The tech giant’s privacy initiative had already faced hurdles in the European Union. In June, noyb—European Center for Digital Rights, one of the EU’s leading privacy advocacy groups, filed a complaint against Google with the Austrian data protection authority over the Privacy Sandbox. The complaint said Google doesn’t obtain valid user consent, and instead tricks users to opt into a so-called “ad privacy feature” which actually turns on the browser’s own internal tracking.

“Google has simply lied to its users,” Max Schrems, honorary chairman and founder of noyb said in a statement. “People thought they were agreeing to a privacy feature, but were tricked into accepting Google’s first-party ad tracking. Consent has to be informed, transparent and fair to be legal. Google has done the exact opposite.”

Alternative Privacy Methods

Google will have to prove that it offers consumers a genuine choice, obtaining valid consent and steering away from dark patterns, said Peter K. Jackson, counsel at Greenberg Glusker Fields Claman & Machtinger LLP, where he advises clients on technology-related operations. Dark patterns are intentionally deceptive practices used to hinder a consumer’s ability to make an informed decision—like using hard-to-understand language when seeking consent to collect data.

“I don’t think that the story’s over by any stretch of the imagination, because I don’t think we’ve actually seen a fulsome response from the Competition and Markets Authority about its views on whether this should be over,” Jackson said.

Google’s Privacy Sandbox seeks to rely on what the provider says are a variety of new techniques to enhance users’ privacy online.

Differential privacy, for example, is a system that shares information about a dataset to reveal patterns of behavior without revealing private information about individuals or whether they belong to the dataset, Google says. K-anonymity—another technique listed as part of the Privacy Sandbox—is a measure of anonymity within a dataset.

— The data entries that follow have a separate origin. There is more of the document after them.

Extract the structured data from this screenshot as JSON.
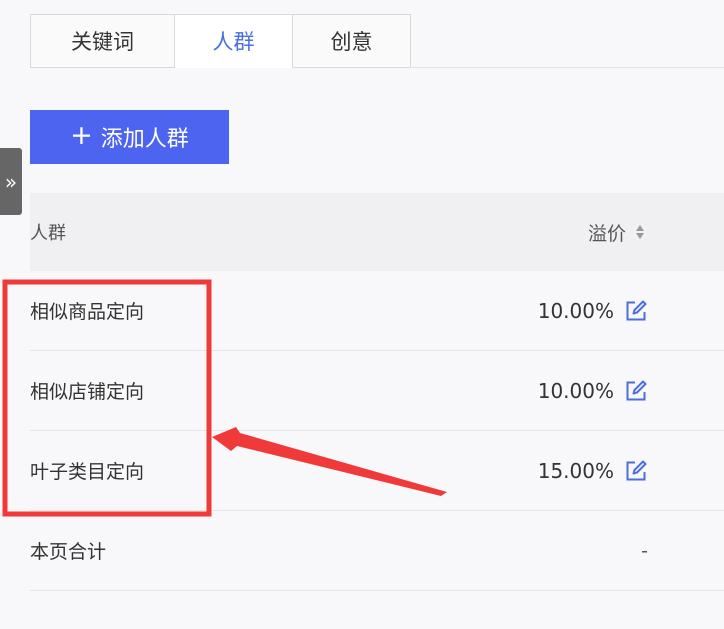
{
  "tabs": [
    {
      "label": "关键词",
      "active": false
    },
    {
      "label": "人群",
      "active": true
    },
    {
      "label": "创意",
      "active": false
    }
  ],
  "add_button": {
    "icon": "plus-icon",
    "label": "添加人群"
  },
  "side_toggle": {
    "icon": "double-chevron-right-icon",
    "glyph": "»"
  },
  "table": {
    "headers": {
      "name": "人群",
      "price": "溢价"
    },
    "rows": [
      {
        "name": "相似商品定向",
        "price": "10.00%"
      },
      {
        "name": "相似店铺定向",
        "price": "10.00%"
      },
      {
        "name": "叶子类目定向",
        "price": "15.00%"
      }
    ],
    "total": {
      "label": "本页合计",
      "value": "-"
    }
  },
  "colors": {
    "accent": "#4d64f0",
    "tab_active": "#4a6ee0",
    "annotation": "#f03a3a"
  }
}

“I would say the big trend is to try to find a way to not use historical types of data that have been used to do targeted advertising and instead shift to sort of like information about your behavior as opposed to, like, the behavior itself,” Jackson explained.

But some of these techniques may not be so privacy fool-proof, said Aaron K. Tantleff, partner in Foley & Lardner LLP’s Technology Transactions, Cybersecurity, and Privacy practice group. Ensuring that data in a set is completely isolated from the individual it belongs to, for example, could prove trickier in light of recent developments in artificial intelligence.

“Maybe when it was first envisioned there was a possibility that it could preserve privacy. I don’t know,” Tantleff said. “But I can tell you now, I find it very difficult to believe that privacy would be able to be preserved as the product was envisioned.”

Google isn’t the first to contemplate rolling back tracking cookies. Apple Inc. and Mozilla, for example, already removed the technology from their Safari and Firefox browsers.

Since then, US states have built policy momentum to reign in personalized advertising with legislation explicitly requiring companies to allow consumers to opt out of targeted advertising. As more states seem poised to move in that direction, pressure on companies to rethink current advertising techniques will keep growing, said Steven G. Stransky, co-chair of the Privacy & Cybersecurity practice at Thompson Hine LLP.

“We’re going to continue to see the trend of more states enacting privacy laws that give choices to consumers,” he added, especially as neither chamber of Congress has passed legislation that would set a national standard for all businesses regarding targeted advertising.